C’est un des poèmes où Leconte de Lisle revendique pour tout vivant le droit sacré de satisfaire sa faim :


Homme ou corbeau manger est doux quand on a faim.


C’est un de ceux où il revendique le droit à l’amour et glorifie ceux qui ont su mourir en aimant. Dans sa course au-dessus de la terre sortie du déluge, le Corbeau aperçoit un homme et une femme, frère et sœur des héros du Déluge de Vigny, debout sur un trône ; leur attitude dit que l’homme est mort dompté, mais non vaincu, sans peur de la mort comme il avait vécu ; que la femme a été heureuse de mourir enlacée dans les bras nerveux de son amant.
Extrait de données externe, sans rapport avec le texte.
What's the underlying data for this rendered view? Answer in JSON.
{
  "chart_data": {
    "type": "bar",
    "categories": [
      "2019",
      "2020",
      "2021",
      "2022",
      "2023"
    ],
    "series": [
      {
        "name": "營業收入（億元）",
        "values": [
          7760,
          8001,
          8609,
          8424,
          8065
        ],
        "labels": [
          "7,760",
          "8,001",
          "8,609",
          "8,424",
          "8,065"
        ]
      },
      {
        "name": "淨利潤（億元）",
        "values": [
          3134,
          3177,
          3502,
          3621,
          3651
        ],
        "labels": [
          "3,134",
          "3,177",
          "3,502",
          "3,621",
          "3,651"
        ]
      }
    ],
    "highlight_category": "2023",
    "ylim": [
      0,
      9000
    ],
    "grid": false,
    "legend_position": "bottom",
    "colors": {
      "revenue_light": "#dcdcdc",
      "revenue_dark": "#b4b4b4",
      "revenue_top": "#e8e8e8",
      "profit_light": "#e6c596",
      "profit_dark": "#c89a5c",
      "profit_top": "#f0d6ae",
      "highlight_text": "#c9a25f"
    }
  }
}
C’est un des poèmes où il revendique le droit de se révolter contre les philosophies qu’il accuse de reprocher aux hommes d’assouvir des passions impérieuses qu’ils n’ont pas mises en eux. Pourquoi, demande le Corbeau, Dieu a-t-il châtié par le déluge ses créatures ? celui qui les fit n’avait qu’à les mieux faire. Pourquoi s’indigner qu’il y ait des étreintes mortelles, des nations se heurtant, des traits qui sifflent, des masses qui brisent les fronts des enfants écrasés sur la pierre ? Car, en y réfléchissant, on voit


Que l’homme a toujours eu soif de son propre sang.
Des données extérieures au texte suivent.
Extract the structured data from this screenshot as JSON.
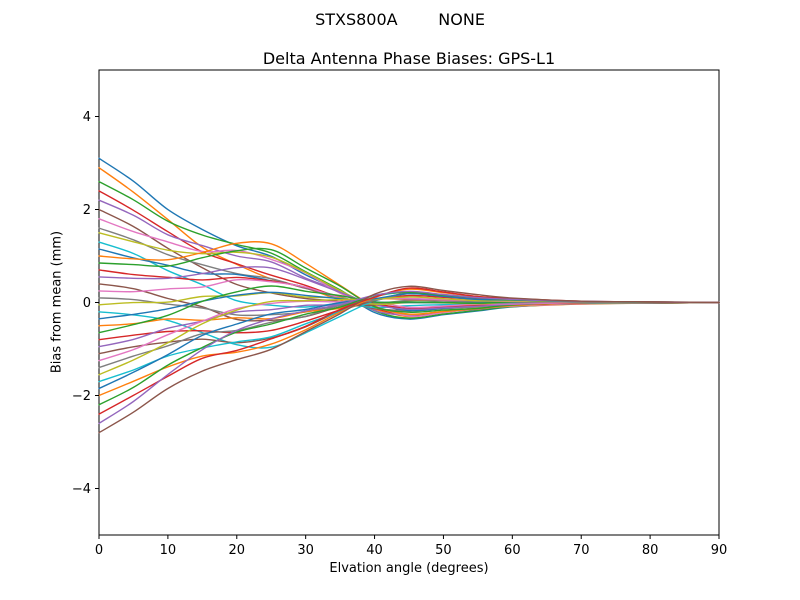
{
  "chart_data": {
    "type": "line",
    "suptitle": "STXS800A        NONE",
    "title": "Delta Antenna Phase Biases: GPS-L1",
    "xlabel": "Elvation angle (degrees)",
    "ylabel": "Bias from mean (mm)",
    "xlim": [
      0,
      90
    ],
    "ylim": [
      -5,
      5
    ],
    "xticks": [
      0,
      10,
      20,
      30,
      40,
      50,
      60,
      70,
      80,
      90
    ],
    "xtick_labels": [
      "0",
      "10",
      "20",
      "30",
      "40",
      "50",
      "60",
      "70",
      "80",
      "90"
    ],
    "yticks": [
      -4,
      -2,
      0,
      2,
      4
    ],
    "ytick_labels": [
      "−4",
      "−2",
      "0",
      "2",
      "4"
    ],
    "grid": false,
    "legend": "none",
    "line_width": 1.4,
    "palette": [
      "#1f77b4",
      "#ff7f0e",
      "#2ca02c",
      "#d62728",
      "#9467bd",
      "#8c564b",
      "#e377c2",
      "#7f7f7f",
      "#bcbd22",
      "#17becf"
    ],
    "x": [
      0,
      5,
      10,
      15,
      20,
      25,
      30,
      35,
      40,
      45,
      50,
      55,
      60,
      70,
      80,
      90
    ],
    "series_model": "value[j] = start*basis.decay[j] + bump*basis.bump[j] + wiggle*basis.wiggle[j]; all curves converge to 0 mm at 90 degrees",
    "basis": {
      "decay": [
        1.0,
        0.83,
        0.63,
        0.46,
        0.34,
        0.25,
        0.15,
        0.05,
        -0.06,
        -0.11,
        -0.08,
        -0.05,
        -0.03,
        -0.01,
        -0.005,
        0.0
      ],
      "bump": [
        0.0,
        0.1,
        0.3,
        0.6,
        0.95,
        1.0,
        0.7,
        0.3,
        0.0,
        -0.15,
        -0.12,
        -0.08,
        -0.04,
        0.0,
        0.0,
        0.0
      ],
      "wiggle": [
        0.0,
        0.05,
        -0.05,
        0.08,
        -0.08,
        0.06,
        -0.04,
        0.1,
        -0.1,
        0.05,
        0.03,
        -0.03,
        0.02,
        0.01,
        0.0,
        0.0
      ]
    },
    "series": [
      {
        "start": 3.1,
        "bump": 0.2,
        "wiggle": 0.3
      },
      {
        "start": 2.9,
        "bump": -0.2,
        "wiggle": -0.3
      },
      {
        "start": 2.6,
        "bump": 0.4,
        "wiggle": 0.2
      },
      {
        "start": 2.4,
        "bump": 0.0,
        "wiggle": -0.2
      },
      {
        "start": 2.2,
        "bump": 0.3,
        "wiggle": 0.4
      },
      {
        "start": 2.0,
        "bump": -0.3,
        "wiggle": 0.1
      },
      {
        "start": 1.8,
        "bump": 0.5,
        "wiggle": -0.4
      },
      {
        "start": 1.6,
        "bump": 0.1,
        "wiggle": 0.2
      },
      {
        "start": 1.5,
        "bump": 0.6,
        "wiggle": 0.0
      },
      {
        "start": 1.3,
        "bump": -0.4,
        "wiggle": 0.3
      },
      {
        "start": 1.15,
        "bump": 0.2,
        "wiggle": -0.3
      },
      {
        "start": 1.0,
        "bump": 1.0,
        "wiggle": 0.2
      },
      {
        "start": 0.85,
        "bump": 0.9,
        "wiggle": 0.4
      },
      {
        "start": 0.7,
        "bump": 0.3,
        "wiggle": -0.2
      },
      {
        "start": 0.55,
        "bump": 0.6,
        "wiggle": 0.1
      },
      {
        "start": 0.4,
        "bump": -0.5,
        "wiggle": 0.3
      },
      {
        "start": 0.25,
        "bump": 0.4,
        "wiggle": -0.3
      },
      {
        "start": 0.1,
        "bump": -0.3,
        "wiggle": 0.2
      },
      {
        "start": -0.05,
        "bump": 0.2,
        "wiggle": 0.4
      },
      {
        "start": -0.2,
        "bump": -0.9,
        "wiggle": -0.2
      },
      {
        "start": -0.35,
        "bump": 0.3,
        "wiggle": 0.1
      },
      {
        "start": -0.5,
        "bump": -0.2,
        "wiggle": -0.4
      },
      {
        "start": -0.65,
        "bump": 0.5,
        "wiggle": 0.3
      },
      {
        "start": -0.8,
        "bump": -0.4,
        "wiggle": 0.0
      },
      {
        "start": -0.95,
        "bump": 0.1,
        "wiggle": -0.3
      },
      {
        "start": -1.1,
        "bump": -0.5,
        "wiggle": 0.2
      },
      {
        "start": -1.25,
        "bump": 0.3,
        "wiggle": -0.1
      },
      {
        "start": -1.4,
        "bump": -0.1,
        "wiggle": 0.4
      },
      {
        "start": -1.55,
        "bump": 0.4,
        "wiggle": 0.2
      },
      {
        "start": -1.7,
        "bump": -0.3,
        "wiggle": -0.2
      },
      {
        "start": -1.85,
        "bump": 0.2,
        "wiggle": 0.3
      },
      {
        "start": -2.0,
        "bump": -0.4,
        "wiggle": 0.1
      },
      {
        "start": -2.2,
        "bump": 0.1,
        "wiggle": -0.2
      },
      {
        "start": -2.4,
        "bump": -0.2,
        "wiggle": 0.3
      },
      {
        "start": -2.6,
        "bump": 0.3,
        "wiggle": 0.0
      },
      {
        "start": -2.8,
        "bump": -0.3,
        "wiggle": -0.1
      }
    ]
  }
}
Mais la partie la plus importante dt poème est l’épisode du Calvaire et ses suites.

Peintre comme le poète, interprète de ses sentiments, le Corbeau décrit avec précision, avec respect, avec émotion le corps pendu en croix. Il reconnaît que de toute sa chair un feu rayonnait, qu’il n’avait rien vu de tel parmi les rois sur le trône, ni parmi les dieux sur l’autel.


Celui-là n’était pas uniquement un homme,


dit, avec le Corbeau, Leconte de Lisle lui-même, et si ce n’est point là un acte de foi, c’est une parole grave.

Quand, malgré cette vénération, le Corbeau prend son vol pour satisfaire sa faim, un ange l’arrête et le condamne à trois siècles de jeûne.

Qu’est-ce-à dire ? Qu’une force incinvible, un besoin mystérieux des nouveautés qu’apportait le christianisme imposa aux hommes de les accepter. Trois siècles suffirent à l’établir, et si solidement qu’après ces trois siècles l’homme ne put plus être ce qu’il était auparavant. Le Corbeau, qui représente l’homme d’avant le Calvaire, meurt à la prière, sur l’ordre de Sérapion. Il disparaît d’un monde transformé par le christianisme. Mais Sérapion, d’abord très hostile au Corbeau, puis, après qu’il l’a entendu, devenu très compatissant, demande pour lui le repos éternel : il demande qu’on laisse en paix, qu’on cesse d’incriminer ceux qui n’ont pas connu ou qui n’ont pas compris la Croix.



  1. Paris, Labitte, 1845.
  2. Sur le rôle que joue la mer dans le Runoïa, et d’ailleurs dans les Poèmes Barbares, voir la très intéressante étude de Jay-K. Ditchy, Le Thème de la mer chez les Parnassiens, Paris, Belles-Lettres, 1927.
  3. Une réimpression de ce tome I de la quatrième édition fut faite en 1860. C’est peut-être par la réimpression de 1860 que Leconte de Lisle le connut. En ce cas, la conception du poème a suivi de très près la lecture dudit tome I.
  4. Troisième édition, 1860.
  5. « Comme chez les Hellènes, chaque cité, chaque rocher, chaque forêt eut son génie ou sa divinité topique. L’air, la terre et les eaux étaient habités par un peuple innombrable de Dus (du gallique chu, noir, ténébreux) mâles et femelles. » H. Martin, édition de 1844, t.1, p. 46.
  6. Voir le livre de Flottes sur la sympathie que Leconte de Lisle eut longtemps pour la croyance à la migration des âmes.
  7. Après 1871, l’hostilité alla très loin. Mais Gaston Deschamps affirme que, dans les dernières années de sa vie, il ne parlait plus du christianisme qu’avec beaucoup de respect.
  8. Calmettes, p. 52.
  9. Le Corbeau, 31 mai ; le Massacre de Mona, 15 septembre 1860 dans la Revue Contemporaine.
  10. Voir l’étude qu’en fait M. Flottes, p. 160.